Hundreds gathered underneath the Jefferson Street Bridge Sunday on the very spot many of those honored called home.

"A lot of times we don't have an opportunity to say goodbye to people, and this is a chance for everyone to get together and say goodbye," organizer Steve Reiter explained.

Every year the Metropolitan Homelessness Commission hosts the memorial service to remember people like Robert Mitchell. The 41-year-old was shot in the head execution-style back in October while sitting on a park bench on James Robertson Parkway.

"This was a person that mattered. He was a husband he had kids. This was his community. People don't realize it, they think they're just homeless," homeless advocate Sandy Griffin explained.

Pastor Bob Beeman often ministers to the homeless. "We have thousands of people on the streets right now not far from here. It's not safe. We've had rapes, we've had murders right where we're standing. It's just a situation that needs to improve," Beeman said.

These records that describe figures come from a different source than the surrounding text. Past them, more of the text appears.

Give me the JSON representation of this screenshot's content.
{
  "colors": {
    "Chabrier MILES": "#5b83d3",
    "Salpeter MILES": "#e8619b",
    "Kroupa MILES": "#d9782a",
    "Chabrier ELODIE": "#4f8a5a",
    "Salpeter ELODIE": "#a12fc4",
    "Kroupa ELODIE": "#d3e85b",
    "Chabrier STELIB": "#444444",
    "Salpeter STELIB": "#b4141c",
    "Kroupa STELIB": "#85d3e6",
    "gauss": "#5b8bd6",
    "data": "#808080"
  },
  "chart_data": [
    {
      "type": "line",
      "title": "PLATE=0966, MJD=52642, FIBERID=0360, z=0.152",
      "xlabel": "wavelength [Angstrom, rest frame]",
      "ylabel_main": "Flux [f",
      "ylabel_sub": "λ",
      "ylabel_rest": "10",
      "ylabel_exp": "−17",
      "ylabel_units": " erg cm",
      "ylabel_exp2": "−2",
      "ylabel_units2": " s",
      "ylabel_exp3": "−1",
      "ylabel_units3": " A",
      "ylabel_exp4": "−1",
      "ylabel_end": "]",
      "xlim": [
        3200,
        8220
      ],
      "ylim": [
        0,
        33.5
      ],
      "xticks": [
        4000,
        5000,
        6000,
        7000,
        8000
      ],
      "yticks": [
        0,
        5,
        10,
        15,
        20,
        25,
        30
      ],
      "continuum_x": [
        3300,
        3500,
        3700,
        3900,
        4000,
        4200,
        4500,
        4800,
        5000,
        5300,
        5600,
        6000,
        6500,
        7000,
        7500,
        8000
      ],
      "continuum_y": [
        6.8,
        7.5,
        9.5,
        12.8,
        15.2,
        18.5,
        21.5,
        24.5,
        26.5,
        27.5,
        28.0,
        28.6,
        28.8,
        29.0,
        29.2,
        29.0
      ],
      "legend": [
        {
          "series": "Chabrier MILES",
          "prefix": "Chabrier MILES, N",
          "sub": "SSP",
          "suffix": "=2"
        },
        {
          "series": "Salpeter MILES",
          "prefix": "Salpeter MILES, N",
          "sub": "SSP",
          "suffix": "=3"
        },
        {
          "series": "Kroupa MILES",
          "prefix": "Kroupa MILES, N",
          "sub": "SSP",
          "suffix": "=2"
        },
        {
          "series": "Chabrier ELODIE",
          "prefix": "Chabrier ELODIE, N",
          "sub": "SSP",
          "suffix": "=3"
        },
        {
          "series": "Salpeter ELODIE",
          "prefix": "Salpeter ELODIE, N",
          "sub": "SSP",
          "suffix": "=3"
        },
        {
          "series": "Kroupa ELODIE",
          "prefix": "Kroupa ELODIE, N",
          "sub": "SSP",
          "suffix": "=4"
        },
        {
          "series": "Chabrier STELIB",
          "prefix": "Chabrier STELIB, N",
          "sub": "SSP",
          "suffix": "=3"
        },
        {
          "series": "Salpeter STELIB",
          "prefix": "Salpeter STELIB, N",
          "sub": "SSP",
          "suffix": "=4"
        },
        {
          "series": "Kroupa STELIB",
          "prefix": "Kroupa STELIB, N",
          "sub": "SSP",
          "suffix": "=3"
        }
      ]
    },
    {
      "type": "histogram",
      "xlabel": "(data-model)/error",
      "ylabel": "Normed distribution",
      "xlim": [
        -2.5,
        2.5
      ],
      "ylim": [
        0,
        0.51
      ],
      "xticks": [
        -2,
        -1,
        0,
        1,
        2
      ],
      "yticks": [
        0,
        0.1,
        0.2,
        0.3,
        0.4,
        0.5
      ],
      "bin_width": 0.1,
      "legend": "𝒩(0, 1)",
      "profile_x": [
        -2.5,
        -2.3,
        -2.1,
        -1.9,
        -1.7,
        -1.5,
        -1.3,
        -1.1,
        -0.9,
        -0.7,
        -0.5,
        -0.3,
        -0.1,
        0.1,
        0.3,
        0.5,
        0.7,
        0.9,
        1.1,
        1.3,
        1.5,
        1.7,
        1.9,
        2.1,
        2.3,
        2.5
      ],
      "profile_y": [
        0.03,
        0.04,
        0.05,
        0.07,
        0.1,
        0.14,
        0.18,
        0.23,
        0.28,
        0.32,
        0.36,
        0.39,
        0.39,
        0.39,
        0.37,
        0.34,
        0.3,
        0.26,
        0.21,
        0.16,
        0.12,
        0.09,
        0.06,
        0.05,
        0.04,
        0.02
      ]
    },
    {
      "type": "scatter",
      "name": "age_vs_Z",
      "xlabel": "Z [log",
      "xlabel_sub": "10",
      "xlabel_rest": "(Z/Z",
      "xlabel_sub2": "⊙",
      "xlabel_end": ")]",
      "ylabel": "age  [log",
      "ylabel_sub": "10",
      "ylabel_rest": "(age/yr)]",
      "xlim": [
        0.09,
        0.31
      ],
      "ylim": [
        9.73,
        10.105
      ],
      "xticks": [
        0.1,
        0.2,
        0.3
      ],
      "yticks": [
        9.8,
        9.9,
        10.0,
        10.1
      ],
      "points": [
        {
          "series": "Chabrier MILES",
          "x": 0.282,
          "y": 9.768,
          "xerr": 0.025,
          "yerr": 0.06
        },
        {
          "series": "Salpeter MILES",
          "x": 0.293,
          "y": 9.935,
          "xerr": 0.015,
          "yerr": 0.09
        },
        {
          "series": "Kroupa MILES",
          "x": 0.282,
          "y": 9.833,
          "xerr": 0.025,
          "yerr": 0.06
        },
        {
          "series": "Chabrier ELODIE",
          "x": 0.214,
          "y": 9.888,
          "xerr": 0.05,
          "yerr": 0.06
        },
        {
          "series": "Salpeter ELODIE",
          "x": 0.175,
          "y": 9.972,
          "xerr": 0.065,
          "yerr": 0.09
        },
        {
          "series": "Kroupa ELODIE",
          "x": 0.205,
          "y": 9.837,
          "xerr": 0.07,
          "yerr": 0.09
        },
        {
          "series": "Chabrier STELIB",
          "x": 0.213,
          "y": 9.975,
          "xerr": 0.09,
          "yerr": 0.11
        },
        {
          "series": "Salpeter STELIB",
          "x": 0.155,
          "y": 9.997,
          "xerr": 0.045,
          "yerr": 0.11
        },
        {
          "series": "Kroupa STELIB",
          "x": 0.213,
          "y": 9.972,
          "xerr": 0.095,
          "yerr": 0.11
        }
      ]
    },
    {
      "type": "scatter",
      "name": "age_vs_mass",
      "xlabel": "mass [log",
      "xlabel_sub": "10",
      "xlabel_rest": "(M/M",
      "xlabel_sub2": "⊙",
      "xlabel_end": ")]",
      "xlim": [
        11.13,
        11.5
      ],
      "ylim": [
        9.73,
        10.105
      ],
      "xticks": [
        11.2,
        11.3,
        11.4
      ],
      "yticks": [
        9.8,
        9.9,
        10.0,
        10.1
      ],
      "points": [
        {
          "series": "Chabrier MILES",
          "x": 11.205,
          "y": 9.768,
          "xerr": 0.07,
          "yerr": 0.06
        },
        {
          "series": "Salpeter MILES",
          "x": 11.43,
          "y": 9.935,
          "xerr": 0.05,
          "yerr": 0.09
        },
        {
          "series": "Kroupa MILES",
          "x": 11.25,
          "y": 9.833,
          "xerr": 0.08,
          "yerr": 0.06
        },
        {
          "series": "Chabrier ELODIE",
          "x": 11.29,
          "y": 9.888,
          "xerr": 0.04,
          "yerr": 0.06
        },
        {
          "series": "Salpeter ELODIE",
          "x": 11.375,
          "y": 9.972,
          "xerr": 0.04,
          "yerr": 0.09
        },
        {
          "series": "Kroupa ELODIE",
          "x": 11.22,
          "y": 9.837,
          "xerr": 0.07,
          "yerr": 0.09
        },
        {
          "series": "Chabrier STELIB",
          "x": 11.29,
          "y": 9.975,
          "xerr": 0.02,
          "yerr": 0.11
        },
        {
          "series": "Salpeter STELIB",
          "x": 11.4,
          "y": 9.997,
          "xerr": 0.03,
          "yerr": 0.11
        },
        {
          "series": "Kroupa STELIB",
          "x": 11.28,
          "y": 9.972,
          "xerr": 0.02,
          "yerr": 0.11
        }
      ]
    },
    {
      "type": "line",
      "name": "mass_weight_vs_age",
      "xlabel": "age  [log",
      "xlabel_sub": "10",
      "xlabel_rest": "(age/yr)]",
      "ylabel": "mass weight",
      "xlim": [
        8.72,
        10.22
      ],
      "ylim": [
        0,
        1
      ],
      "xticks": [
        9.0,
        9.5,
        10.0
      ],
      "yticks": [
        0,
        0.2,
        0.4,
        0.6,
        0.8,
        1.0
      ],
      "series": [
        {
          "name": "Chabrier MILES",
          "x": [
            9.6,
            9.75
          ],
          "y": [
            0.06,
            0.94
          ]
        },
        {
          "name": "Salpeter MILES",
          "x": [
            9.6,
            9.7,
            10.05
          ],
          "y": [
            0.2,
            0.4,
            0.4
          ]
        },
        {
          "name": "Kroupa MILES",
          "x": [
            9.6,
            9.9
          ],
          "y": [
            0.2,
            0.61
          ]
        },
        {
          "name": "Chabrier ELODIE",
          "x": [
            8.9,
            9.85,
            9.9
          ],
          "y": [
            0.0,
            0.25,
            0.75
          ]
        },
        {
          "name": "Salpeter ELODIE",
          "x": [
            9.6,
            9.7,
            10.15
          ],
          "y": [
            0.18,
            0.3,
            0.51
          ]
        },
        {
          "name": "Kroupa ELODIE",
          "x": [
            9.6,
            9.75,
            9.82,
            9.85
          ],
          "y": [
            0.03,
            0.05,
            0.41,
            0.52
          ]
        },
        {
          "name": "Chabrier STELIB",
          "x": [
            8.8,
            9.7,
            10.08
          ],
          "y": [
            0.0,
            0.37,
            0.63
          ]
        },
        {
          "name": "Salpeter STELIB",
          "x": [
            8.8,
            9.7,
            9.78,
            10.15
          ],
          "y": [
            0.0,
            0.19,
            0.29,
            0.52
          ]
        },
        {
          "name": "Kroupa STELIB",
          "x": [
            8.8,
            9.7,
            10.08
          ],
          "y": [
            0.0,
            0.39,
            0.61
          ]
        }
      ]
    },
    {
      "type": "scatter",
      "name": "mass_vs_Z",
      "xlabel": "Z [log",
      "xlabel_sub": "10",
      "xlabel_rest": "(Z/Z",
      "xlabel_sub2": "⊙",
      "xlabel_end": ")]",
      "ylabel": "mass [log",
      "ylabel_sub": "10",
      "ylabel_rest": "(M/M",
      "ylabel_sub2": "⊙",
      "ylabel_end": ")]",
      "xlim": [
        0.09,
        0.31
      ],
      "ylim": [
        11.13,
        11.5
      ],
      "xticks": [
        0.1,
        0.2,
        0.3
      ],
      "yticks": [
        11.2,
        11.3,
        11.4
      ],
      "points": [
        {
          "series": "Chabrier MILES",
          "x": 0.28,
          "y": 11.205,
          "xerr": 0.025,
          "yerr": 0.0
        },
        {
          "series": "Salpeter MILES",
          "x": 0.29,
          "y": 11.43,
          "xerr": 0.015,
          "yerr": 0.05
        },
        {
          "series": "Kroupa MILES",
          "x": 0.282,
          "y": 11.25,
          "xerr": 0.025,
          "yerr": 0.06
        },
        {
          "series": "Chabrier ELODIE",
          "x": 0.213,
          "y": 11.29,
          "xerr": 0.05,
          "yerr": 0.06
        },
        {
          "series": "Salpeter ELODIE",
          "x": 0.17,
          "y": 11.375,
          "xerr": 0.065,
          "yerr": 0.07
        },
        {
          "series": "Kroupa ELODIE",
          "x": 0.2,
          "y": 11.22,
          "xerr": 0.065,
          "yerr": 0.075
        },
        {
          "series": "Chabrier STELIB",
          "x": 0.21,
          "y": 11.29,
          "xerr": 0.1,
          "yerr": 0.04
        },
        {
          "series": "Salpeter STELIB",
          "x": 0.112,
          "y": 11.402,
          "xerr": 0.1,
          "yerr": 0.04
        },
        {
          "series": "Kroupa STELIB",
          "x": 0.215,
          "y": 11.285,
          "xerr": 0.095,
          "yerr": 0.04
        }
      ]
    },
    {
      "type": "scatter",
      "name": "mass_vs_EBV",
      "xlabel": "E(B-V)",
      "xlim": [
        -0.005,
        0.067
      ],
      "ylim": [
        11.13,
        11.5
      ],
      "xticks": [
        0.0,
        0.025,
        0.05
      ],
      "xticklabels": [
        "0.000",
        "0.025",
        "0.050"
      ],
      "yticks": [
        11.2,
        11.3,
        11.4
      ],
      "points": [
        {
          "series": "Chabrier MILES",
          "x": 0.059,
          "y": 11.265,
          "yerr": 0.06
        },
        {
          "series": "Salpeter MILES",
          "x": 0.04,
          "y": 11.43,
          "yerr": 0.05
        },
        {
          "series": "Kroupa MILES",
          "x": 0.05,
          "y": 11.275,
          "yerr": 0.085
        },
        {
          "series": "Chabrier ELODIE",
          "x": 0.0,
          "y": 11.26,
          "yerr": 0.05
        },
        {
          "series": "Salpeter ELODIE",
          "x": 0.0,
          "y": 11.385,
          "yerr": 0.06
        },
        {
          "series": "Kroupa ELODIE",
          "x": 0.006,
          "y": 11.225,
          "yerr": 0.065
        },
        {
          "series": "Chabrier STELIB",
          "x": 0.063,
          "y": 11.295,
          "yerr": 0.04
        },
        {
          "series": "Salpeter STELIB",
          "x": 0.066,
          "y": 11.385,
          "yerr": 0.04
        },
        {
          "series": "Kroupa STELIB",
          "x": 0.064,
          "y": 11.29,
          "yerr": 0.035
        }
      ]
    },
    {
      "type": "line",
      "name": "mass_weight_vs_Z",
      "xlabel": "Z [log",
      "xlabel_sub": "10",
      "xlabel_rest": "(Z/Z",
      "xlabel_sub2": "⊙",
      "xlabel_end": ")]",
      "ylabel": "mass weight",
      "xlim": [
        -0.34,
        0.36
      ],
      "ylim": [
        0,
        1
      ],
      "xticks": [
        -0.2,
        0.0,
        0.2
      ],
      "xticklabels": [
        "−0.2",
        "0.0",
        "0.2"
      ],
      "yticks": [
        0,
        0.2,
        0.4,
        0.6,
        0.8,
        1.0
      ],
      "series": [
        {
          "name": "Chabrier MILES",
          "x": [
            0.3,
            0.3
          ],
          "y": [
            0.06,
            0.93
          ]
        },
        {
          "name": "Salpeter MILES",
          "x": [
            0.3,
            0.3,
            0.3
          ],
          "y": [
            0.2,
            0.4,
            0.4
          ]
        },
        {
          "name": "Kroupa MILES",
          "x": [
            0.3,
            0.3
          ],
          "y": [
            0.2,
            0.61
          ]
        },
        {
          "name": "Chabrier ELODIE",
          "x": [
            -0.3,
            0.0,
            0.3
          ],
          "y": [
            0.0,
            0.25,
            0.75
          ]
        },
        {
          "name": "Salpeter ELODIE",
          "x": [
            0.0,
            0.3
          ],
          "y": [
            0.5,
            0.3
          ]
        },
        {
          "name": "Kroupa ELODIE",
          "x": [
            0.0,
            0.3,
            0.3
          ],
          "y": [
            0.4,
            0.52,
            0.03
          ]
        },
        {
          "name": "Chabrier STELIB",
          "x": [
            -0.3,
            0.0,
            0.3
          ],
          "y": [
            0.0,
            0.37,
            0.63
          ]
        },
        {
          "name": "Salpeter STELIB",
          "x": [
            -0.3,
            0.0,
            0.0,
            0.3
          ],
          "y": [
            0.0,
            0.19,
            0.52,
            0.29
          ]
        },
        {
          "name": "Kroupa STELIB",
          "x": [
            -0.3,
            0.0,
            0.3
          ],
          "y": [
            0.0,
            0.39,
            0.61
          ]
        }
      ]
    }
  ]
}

But more than focusing on their deaths, organizers said the service was a call to action, reminding the community to remember those still alive.

"They're people that have become homeless because of the economic situation. Families, women, children," Beeman added.

"Homeless people are human beings," Reiter stressed.

Metro police charged Christopher Crowley with Mitchell's murder. Crowley went before a judge last week and waived his court hearing. His case has now been sent to a grand jury.